Method: 236 parents were randomized to the Strengthening Families Program: For Parents and Youth Ages 10-14 (SFP) or a modified version of the curriculum. Engagement ratings were made by group leaders on 4 items—representing interest, participation, positive affect to leader, and positive affect to other participants—for each parent at each session he/she attended.
Results: We applied a multilevel growth curve analysis to the data using SAS 9.3 proc mixed. We find that engagement does change over the duration of the intervention; the prototypical pattern of engagement in SFP begins high, and changes over time, exhibiting a linear increase and quadratic leveling-off. Parents varied in their initial levels of engagement, and groups of parents who participated together varied in initial levels of engagement and in the linear and quadratic change in engagement over time. Parents in high-tension families showed lower initial engagement. As a trend, on occasions when families had high tension, parents in high-tension families decreased their engagement whereas parents in low-tension families increased their engagement.

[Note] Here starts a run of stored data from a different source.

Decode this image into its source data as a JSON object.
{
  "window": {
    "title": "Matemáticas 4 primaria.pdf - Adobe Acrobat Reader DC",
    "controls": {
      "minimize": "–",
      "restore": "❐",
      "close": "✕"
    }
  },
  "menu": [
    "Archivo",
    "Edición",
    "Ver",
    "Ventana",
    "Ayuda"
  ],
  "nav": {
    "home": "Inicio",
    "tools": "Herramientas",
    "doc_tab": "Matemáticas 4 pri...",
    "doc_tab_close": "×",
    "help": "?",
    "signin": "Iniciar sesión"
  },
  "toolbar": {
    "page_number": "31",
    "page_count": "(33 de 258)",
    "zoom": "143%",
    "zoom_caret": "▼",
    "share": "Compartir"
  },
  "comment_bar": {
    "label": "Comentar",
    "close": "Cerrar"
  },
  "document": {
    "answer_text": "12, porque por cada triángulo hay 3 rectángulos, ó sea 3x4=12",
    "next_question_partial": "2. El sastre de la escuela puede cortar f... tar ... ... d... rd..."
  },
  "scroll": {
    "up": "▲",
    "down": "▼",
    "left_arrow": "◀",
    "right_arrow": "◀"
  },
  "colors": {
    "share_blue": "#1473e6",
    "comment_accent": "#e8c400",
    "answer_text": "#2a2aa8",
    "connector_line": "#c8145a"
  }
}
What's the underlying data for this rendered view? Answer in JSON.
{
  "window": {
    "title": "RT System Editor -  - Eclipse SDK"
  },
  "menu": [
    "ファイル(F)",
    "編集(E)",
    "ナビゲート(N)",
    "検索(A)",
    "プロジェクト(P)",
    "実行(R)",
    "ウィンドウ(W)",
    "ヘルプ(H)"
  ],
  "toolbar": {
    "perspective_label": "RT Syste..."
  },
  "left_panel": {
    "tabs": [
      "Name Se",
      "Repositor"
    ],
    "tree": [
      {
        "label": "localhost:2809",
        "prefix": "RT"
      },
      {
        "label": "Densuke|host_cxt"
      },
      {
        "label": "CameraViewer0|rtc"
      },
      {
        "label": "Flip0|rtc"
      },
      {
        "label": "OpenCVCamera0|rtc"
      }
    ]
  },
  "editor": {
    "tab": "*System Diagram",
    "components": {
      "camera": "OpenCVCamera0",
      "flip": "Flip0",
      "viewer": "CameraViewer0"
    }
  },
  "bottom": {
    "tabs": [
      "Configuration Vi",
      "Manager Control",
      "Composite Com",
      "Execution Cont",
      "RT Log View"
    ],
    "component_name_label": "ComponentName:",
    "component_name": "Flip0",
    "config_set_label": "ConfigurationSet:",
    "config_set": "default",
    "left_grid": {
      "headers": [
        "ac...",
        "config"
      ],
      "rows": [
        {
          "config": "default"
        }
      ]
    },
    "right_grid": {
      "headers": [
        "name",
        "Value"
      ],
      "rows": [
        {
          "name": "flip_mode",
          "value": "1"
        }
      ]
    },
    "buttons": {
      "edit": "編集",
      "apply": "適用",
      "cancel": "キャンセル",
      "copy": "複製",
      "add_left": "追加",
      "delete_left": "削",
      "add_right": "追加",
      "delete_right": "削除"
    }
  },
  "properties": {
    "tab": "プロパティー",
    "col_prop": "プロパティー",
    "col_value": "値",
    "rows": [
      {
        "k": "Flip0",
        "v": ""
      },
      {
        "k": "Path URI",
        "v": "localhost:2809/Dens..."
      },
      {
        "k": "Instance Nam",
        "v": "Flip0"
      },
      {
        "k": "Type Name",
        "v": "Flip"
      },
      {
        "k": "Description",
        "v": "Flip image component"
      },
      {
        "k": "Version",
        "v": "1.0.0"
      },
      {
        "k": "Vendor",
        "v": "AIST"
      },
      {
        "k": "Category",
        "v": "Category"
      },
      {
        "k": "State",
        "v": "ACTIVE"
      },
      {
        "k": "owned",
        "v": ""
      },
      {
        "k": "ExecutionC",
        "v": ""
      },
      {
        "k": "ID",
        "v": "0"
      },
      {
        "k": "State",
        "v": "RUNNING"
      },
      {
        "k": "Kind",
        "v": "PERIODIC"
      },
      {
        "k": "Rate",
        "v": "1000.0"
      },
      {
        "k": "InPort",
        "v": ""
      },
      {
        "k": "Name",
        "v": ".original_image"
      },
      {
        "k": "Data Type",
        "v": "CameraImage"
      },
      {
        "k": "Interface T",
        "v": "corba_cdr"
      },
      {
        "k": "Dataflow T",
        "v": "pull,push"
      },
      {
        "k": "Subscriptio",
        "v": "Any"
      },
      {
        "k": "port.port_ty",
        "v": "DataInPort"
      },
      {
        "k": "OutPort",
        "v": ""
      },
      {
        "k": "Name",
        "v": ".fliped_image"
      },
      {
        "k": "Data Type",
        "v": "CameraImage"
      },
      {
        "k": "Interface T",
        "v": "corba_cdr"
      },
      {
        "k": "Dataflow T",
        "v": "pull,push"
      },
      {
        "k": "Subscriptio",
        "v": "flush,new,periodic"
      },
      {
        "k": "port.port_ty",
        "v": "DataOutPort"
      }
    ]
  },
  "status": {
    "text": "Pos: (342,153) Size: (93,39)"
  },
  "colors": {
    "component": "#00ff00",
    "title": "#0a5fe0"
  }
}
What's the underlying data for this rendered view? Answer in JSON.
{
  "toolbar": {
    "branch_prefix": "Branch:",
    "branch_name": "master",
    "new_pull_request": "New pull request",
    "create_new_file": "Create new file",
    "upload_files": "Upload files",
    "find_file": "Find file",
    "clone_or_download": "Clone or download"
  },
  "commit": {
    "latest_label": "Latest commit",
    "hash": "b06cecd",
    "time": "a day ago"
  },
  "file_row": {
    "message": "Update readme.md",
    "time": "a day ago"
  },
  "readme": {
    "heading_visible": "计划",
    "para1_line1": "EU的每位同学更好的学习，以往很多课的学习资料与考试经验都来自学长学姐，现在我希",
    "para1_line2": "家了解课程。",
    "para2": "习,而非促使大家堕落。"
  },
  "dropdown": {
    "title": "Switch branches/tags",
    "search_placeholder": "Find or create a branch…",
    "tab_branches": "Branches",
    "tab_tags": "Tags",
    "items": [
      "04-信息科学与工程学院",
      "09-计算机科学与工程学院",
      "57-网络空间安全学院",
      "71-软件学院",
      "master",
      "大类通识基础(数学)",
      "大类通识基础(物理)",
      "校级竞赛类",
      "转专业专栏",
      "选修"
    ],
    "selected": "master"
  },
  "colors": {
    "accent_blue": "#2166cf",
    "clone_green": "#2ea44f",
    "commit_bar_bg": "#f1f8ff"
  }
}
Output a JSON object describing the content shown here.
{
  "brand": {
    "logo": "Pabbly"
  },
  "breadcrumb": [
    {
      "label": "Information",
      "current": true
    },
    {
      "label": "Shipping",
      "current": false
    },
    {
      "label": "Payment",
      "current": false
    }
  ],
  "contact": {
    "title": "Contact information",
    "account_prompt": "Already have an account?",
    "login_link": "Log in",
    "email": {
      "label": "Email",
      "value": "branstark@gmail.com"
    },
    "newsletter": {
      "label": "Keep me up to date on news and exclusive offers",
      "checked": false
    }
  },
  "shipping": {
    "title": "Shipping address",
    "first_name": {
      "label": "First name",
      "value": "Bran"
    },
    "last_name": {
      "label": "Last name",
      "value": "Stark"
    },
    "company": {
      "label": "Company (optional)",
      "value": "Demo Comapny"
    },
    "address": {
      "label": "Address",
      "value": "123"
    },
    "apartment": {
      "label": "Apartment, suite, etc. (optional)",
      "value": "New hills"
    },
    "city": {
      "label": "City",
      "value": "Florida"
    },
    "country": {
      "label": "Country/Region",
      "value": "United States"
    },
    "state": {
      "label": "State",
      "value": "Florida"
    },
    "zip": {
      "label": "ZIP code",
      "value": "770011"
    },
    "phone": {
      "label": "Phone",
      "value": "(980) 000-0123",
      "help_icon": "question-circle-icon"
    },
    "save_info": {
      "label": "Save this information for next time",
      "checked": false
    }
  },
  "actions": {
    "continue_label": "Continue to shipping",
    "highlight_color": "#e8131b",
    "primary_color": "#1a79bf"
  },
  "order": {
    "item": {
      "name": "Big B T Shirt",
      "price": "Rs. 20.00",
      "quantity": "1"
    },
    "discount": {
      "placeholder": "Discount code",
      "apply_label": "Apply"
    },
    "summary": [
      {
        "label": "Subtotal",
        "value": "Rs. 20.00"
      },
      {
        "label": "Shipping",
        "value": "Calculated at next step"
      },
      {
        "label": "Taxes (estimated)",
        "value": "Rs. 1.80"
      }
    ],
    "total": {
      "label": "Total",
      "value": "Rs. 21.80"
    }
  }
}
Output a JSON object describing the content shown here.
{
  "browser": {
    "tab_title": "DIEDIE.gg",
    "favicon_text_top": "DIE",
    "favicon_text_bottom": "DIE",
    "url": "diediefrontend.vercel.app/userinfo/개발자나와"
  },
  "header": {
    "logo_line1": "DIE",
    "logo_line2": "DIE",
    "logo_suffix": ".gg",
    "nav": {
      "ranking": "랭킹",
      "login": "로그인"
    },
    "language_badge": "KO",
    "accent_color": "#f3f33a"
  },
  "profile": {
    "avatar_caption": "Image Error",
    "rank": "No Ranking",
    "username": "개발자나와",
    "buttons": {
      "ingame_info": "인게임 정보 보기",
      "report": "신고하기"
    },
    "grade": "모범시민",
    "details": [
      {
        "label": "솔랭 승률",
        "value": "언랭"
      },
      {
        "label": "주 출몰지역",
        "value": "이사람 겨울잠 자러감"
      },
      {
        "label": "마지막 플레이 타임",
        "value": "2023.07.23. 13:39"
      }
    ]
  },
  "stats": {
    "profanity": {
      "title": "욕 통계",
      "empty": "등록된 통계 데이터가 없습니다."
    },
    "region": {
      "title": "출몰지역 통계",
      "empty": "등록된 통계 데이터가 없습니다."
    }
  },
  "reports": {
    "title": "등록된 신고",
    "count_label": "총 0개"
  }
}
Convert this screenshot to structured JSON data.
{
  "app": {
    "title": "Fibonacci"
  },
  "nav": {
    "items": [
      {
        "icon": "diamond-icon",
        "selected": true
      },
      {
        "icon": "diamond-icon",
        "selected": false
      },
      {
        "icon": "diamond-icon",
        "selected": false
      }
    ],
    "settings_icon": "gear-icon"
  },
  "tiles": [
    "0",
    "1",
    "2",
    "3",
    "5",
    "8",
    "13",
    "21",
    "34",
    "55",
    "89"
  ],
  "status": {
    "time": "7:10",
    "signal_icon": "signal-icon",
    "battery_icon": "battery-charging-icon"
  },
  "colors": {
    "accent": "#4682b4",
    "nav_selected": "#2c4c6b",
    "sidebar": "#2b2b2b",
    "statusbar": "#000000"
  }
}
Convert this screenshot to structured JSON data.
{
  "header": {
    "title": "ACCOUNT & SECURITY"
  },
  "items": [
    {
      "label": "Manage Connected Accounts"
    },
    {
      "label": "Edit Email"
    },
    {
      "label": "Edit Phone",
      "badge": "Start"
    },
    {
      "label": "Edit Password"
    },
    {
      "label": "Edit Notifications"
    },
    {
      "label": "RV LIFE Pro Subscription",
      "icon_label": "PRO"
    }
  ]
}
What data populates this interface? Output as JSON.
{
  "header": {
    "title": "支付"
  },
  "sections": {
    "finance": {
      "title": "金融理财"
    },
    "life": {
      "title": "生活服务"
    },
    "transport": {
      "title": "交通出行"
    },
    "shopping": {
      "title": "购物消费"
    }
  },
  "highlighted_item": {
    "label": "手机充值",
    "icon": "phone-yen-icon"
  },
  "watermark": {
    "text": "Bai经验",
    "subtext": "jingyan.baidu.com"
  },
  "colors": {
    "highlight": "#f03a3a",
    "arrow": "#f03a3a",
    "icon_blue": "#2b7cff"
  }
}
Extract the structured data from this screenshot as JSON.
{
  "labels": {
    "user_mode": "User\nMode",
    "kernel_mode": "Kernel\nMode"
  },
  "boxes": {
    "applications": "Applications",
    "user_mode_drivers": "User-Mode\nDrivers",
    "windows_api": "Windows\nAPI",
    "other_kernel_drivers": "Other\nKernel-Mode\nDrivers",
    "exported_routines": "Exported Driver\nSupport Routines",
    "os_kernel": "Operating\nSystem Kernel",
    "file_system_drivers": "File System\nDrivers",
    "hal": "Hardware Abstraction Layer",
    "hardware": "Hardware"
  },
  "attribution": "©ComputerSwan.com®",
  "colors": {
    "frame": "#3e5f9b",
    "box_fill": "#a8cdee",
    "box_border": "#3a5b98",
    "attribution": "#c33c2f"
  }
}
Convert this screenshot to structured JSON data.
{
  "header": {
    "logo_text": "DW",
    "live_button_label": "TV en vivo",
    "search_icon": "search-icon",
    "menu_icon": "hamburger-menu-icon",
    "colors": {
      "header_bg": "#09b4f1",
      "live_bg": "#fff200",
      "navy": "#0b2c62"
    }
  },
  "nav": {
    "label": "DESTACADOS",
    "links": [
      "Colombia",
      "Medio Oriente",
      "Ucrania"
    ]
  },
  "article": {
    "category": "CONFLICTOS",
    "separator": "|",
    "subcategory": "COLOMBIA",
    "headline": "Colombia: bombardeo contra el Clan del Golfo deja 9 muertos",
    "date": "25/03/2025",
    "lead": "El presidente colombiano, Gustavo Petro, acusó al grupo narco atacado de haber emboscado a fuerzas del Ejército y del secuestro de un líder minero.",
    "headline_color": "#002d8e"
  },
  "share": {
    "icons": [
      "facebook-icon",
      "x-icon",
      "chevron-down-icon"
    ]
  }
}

Conclusion: Engagement is a dynamic construct. Future work on engagement should recognize that groups of parents may differ in their engagement trajectories, with parents in the same group having more similar trajectories presumably because of shared implementation experiences such as facilitator characteristics or group dynamics. Specific to SFP, efforts to maximize each parent’s engagement should focus on reducing overloads of family tension, which may overwhelm parents’ efforts to change.